I was sitting here trying to make a grocery list, all while trying to prepare myself something for lunch, and I had just set the girls down with their lunches. Of course they didn't want what I had put on their plates. And they wouldn't let me forget that they "needed" juice for the umpteenth time. And then the toddler decided that she didn't want to sit in her high chair, but that she wanted to sit at the little table so she was throwing a conniption fit. I had to move her to the little table and sit her down, and of course that wasn't good enough either because there was something else she wanted, but she didn't know what, so on went her fit. I decided that she needed a nap, so I put her in her crib. She cried like someone was torturing her, like she always does. Then I put the preschooler in my bed to lay down for a nap. She asked me what I was going to do, and I told her that I would be eating my lunch and then cleaning. Sadly all I wanted to say was that it was none of her business, or not to worry about what I was going to do...
I went to the kitchen and sat down here in front of my computer and just sighed. Oh, how I wish that I could just let things go and not become so terribly irritated by the sounds that my children make. The whining, the screaming, the fussing, the fighting... The sounds they make when they want something... These days I pray for silence. I pray for complete silence so that I can hear myself think again. But today, I wondered something... I wondered, in 14, 15, 16 years from now... Am I going to pray for silence then? Am I going to pray that my kids just be quiet and leave me alone for five minutes? The sad thing is, I probably wont have to pray for silence then. I will be BEGGING my children to talk to me. I will miss the days when they would talk to me every five minutes and I would probably be praying to have those days back.

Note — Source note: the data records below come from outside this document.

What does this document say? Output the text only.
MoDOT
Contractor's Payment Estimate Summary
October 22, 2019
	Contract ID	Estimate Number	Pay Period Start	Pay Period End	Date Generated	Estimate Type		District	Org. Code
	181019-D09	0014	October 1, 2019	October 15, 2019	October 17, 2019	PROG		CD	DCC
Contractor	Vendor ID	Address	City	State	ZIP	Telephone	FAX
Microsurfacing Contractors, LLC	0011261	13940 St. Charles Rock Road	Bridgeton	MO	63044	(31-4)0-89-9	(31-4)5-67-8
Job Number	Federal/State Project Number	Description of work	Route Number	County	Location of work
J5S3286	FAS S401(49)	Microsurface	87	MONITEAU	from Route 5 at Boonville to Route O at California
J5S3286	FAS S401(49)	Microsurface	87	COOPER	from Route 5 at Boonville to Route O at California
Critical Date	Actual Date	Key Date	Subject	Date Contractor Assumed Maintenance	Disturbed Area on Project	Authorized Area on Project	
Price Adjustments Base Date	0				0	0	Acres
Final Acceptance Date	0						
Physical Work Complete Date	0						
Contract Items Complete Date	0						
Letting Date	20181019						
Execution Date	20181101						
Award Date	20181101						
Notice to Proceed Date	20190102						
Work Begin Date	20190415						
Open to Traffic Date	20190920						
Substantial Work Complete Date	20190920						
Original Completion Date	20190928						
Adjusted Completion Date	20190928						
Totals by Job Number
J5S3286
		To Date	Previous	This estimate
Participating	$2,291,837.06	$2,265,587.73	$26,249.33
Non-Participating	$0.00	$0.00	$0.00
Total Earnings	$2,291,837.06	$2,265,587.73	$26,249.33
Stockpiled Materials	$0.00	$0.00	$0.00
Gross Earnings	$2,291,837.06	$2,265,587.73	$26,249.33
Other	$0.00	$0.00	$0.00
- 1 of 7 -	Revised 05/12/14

How I wish that I could find the joys in motherhood again... Don't get me wrong, I do enjoy being a mother most days, but I feel like I am doing something wrong. How can I give my children the world and they are still so unhappy or unsatisfied? What wrong turn did I take? Why can I not find peace in my home? I would love to wake up one morning and have everything go smoothly. No fussing toddler wanting milk right.this.second, no panicking preschooler that can't figure out how to put on her shoes the right way... No frazzled mama wishing she knew how to get this motherhood thing down pat.
The truth is, I will never be a perfect mama. I repeat, I will never be a perfect mama... And as long as my children are young, I will probably never experience a peaceful morning. I will probably never get quiet time other than when my children are napping. All I can do is soak up the quiet that I do have, and embrace the loud now, because before I know it, these loud moments will be just a memory of the past.